Je suis heureuse de voir que tous les acteurs, qui ont parfois des difficultés à se parler, se sont retrouvés autour de la table et veulent travailler ensemble.
Vous le voyez, tout cela n’a rien à voir avec une compétence qui serait donnée à l’Agence française pour la biodiversité. Je le redis, l’agence ne pourrait d’ailleurs pas exercer cette compétence.
Le travail est en cours et, encore une fois, je suis très satisfaite de voir que tous les acteurs veulent, de manière constructive, arriver à des solutions.
M. le président. La parole est à M. Jean-Claude Lenoir, pour explication de vote.
M. Jean-Claude Lenoir. Il n’y a pas que le loup… Les espèces protégées sont beaucoup plus nombreuses que cela et je ne voudrais pas qu’on en oublie.
Selon vous, madame la secrétaire d’État, si l’on donne cette compétence à l’agence, il faudrait élargir ses moyens, ce qui ne serait pas possible d’un point de vue budgétaire, voire en termes d’expertise. Parallèlement, vous dites que des procédures sont engagées en la matière.

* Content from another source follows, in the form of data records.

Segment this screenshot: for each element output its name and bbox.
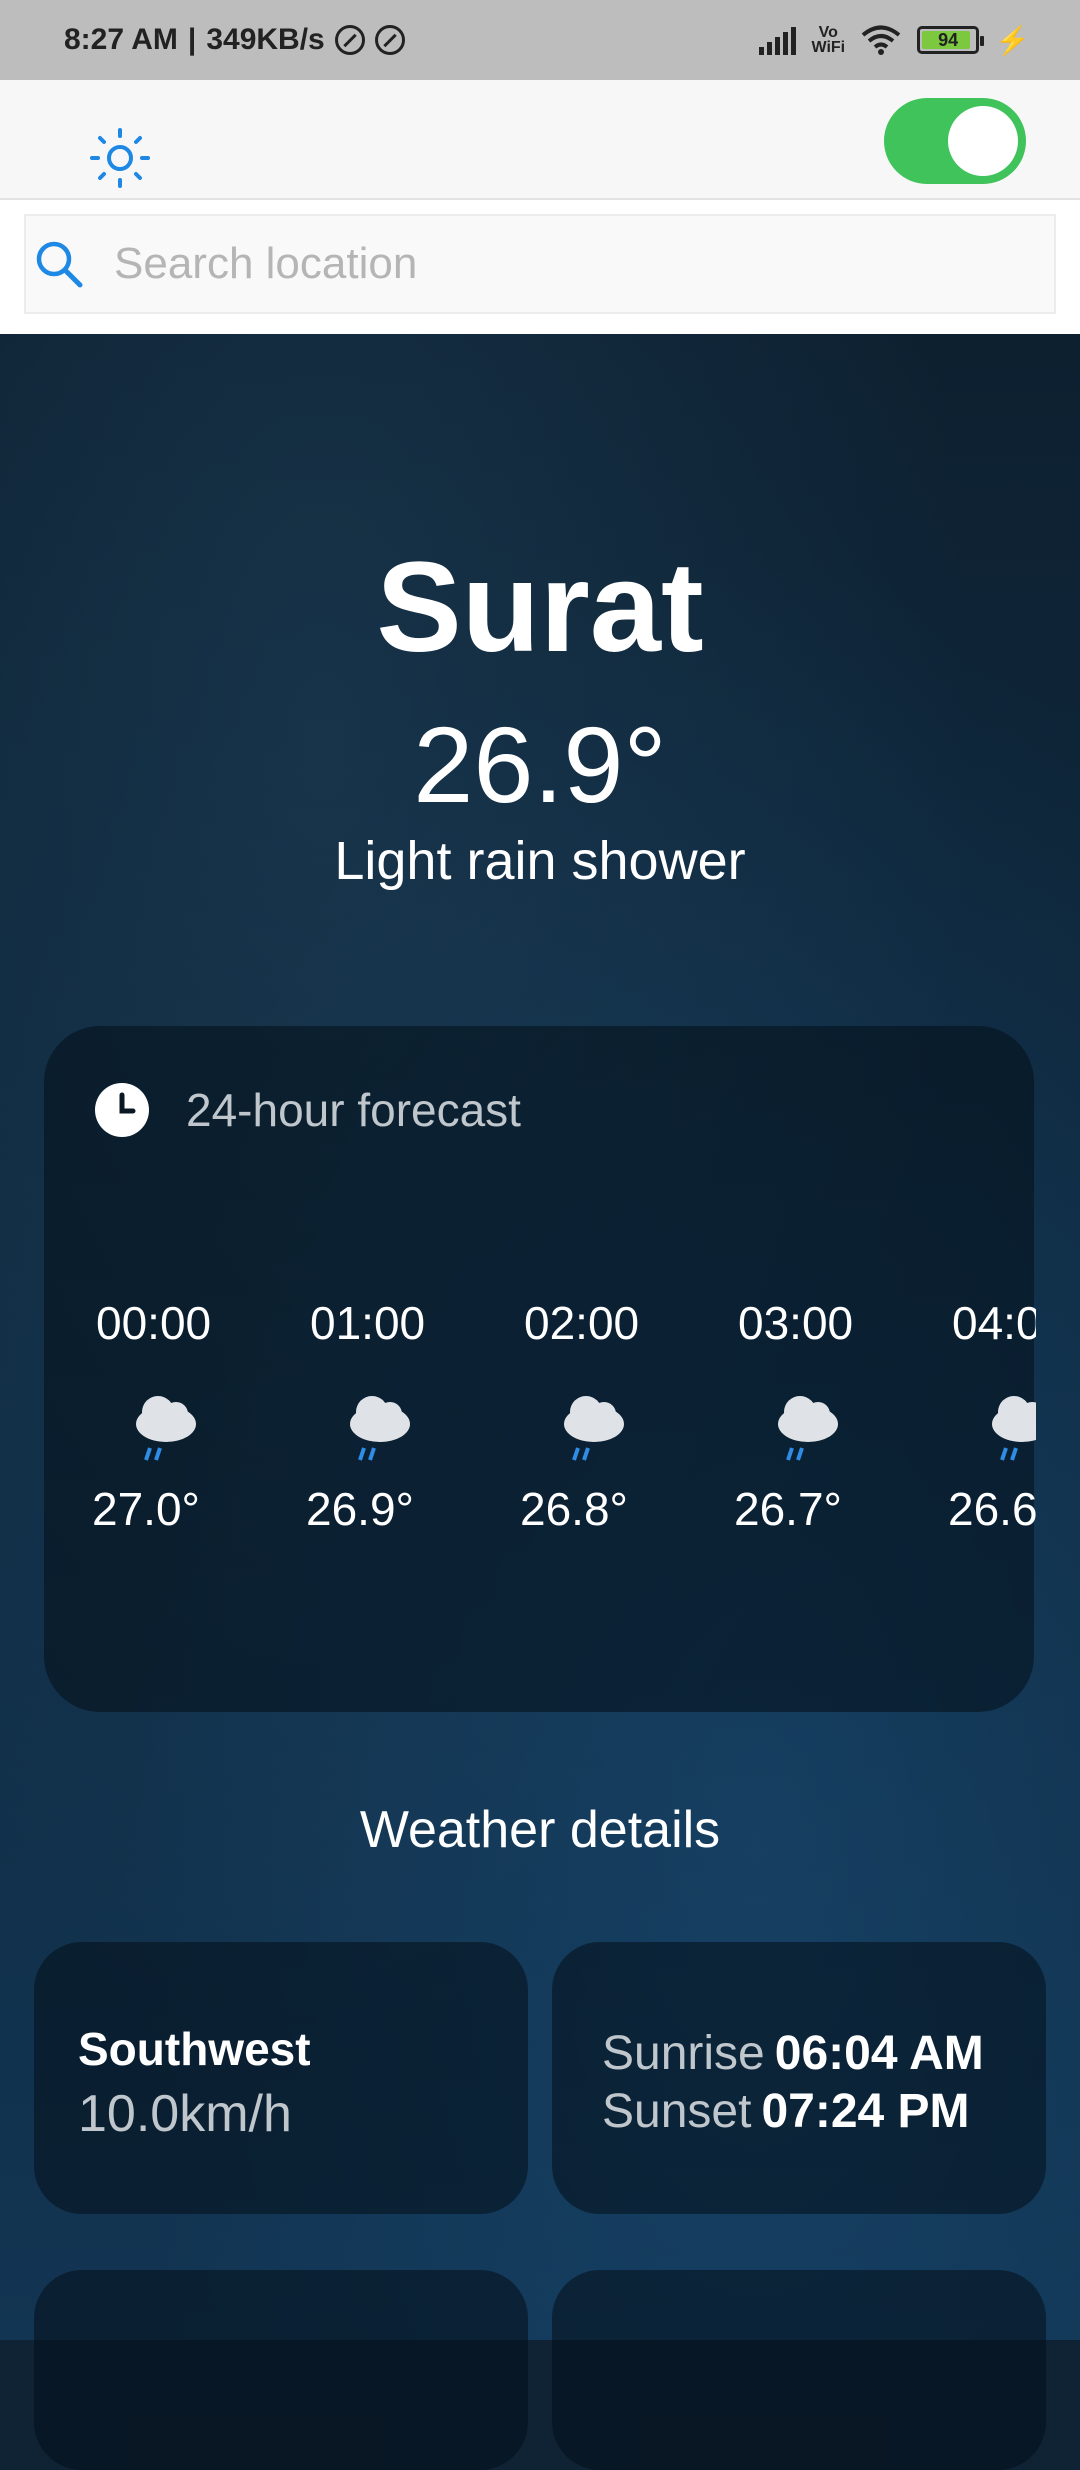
forecast-hour: 02:00 26.8°: [520, 1296, 734, 1536]
wind-tile: Southwest 10.0km/h: [34, 1942, 528, 2214]
forecast-time: 02:00: [524, 1297, 640, 1349]
theme-toggle[interactable]: [884, 98, 1026, 184]
night-rain-icon: [548, 1374, 624, 1461]
sunrise-row: Sunrise 06:04 AM: [602, 2026, 984, 2081]
night-rain-icon: [120, 1374, 196, 1461]
search-bar[interactable]: [24, 214, 1056, 314]
sun-icon[interactable]: [88, 126, 152, 190]
forecast-scroll[interactable]: 00:00 27.0° 01:00 26.9° 02:00 26.8° 03:0…: [92, 1296, 1036, 1596]
forecast-temp: 26.7°: [734, 1483, 842, 1535]
forecast-time: 03:00: [738, 1297, 854, 1349]
sunset-row: Sunset 07:24 PM: [602, 2084, 970, 2139]
forecast-temp: 26.9°: [306, 1483, 414, 1535]
weather-condition: Light rain shower: [334, 831, 746, 891]
current-temperature: 26.9°: [413, 704, 667, 825]
charging-icon: ⚡: [995, 24, 1030, 56]
toggle-knob: [948, 106, 1018, 176]
sunrise-time: 06:04 AM: [774, 2027, 984, 2080]
forecast-time: 00:00: [96, 1297, 212, 1349]
city-name: Surat: [376, 536, 704, 679]
forecast-temp: 27.0°: [92, 1483, 200, 1535]
status-right: Vo WiFi 94 ⚡: [758, 24, 1030, 57]
status-left: 8:27 AM | 349KB/s: [64, 23, 405, 57]
sun-times-tile: Sunrise 06:04 AM Sunset 07:24 PM: [552, 1942, 1046, 2214]
night-rain-icon: [762, 1374, 838, 1461]
sunrise-label: Sunrise: [602, 2027, 765, 2080]
wind-speed: 10.0km/h: [78, 2085, 292, 2143]
do-not-disturb-icon: [334, 25, 365, 55]
weather-details-title: Weather details: [359, 1801, 721, 1859]
signal-icon: [758, 25, 796, 55]
forecast-hour: 04:00 26.6°: [948, 1296, 1036, 1536]
status-separator: |: [187, 23, 197, 56]
wifi-icon: [861, 25, 901, 55]
wind-direction: Southwest: [78, 2023, 311, 2075]
forecast-time: 01:00: [310, 1297, 426, 1349]
forecast-row: 00:00 27.0° 01:00 26.9° 02:00 26.8° 03:0…: [92, 1296, 1036, 1536]
forecast-hour: 03:00 26.7°: [734, 1296, 948, 1536]
forecast-hour: 01:00 26.9°: [306, 1296, 520, 1536]
status-time: 8:27 AM: [64, 23, 178, 56]
night-rain-icon: [976, 1374, 1036, 1461]
sunset-label: Sunset: [602, 2085, 752, 2138]
forecast-temp: 26.8°: [520, 1483, 628, 1535]
status-network-speed: 349KB/s: [206, 23, 325, 56]
forecast-title: 24-hour forecast: [186, 1084, 521, 1136]
app-header: [0, 80, 1080, 200]
battery-icon: 94: [917, 26, 985, 54]
vowifi-top: Vo: [818, 24, 838, 41]
search-icon[interactable]: [32, 237, 86, 291]
search-input[interactable]: [112, 238, 1016, 290]
weather-main: Surat 26.9° Light rain shower 24-hour fo…: [0, 334, 1080, 2470]
vowifi-bottom: WiFi: [811, 39, 846, 56]
forecast-header: 24-hour forecast: [94, 1082, 521, 1138]
clock-icon: [95, 1083, 149, 1137]
status-bar: 8:27 AM | 349KB/s Vo WiFi 94 ⚡: [0, 0, 1080, 80]
sunset-time: 07:24 PM: [761, 2085, 970, 2138]
forecast-hour: 00:00 27.0°: [92, 1296, 306, 1536]
forecast-card: 24-hour forecast 00:00 27.0° 01:00 26.9°…: [44, 1026, 1036, 1712]
forecast-time: 04:00: [952, 1297, 1036, 1349]
do-not-disturb-icon: [374, 25, 405, 55]
detail-tile: [34, 2270, 528, 2470]
forecast-temp: 26.6°: [948, 1483, 1036, 1535]
night-rain-icon: [334, 1374, 410, 1461]
detail-tile: [552, 2270, 1046, 2470]
vowifi-icon: Vo WiFi: [811, 24, 846, 56]
battery-percent: 94: [938, 30, 959, 50]
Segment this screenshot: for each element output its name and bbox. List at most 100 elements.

Dans ces conditions, pourquoi ne pas donner à l’agence la possibilité de coordonner ces travaux ? Vous dites que vous ne souhaitez pas travailler au coup par coup. Donner à l’agence la possibilité de coordonner cela, sans moyens supplémentaires, validerait justement le rôle éminent de l’agence et renforcerait son autorité.
Aussi, je voterai l’amendement.
M. le président. Je mets aux voix l’amendement n° 14.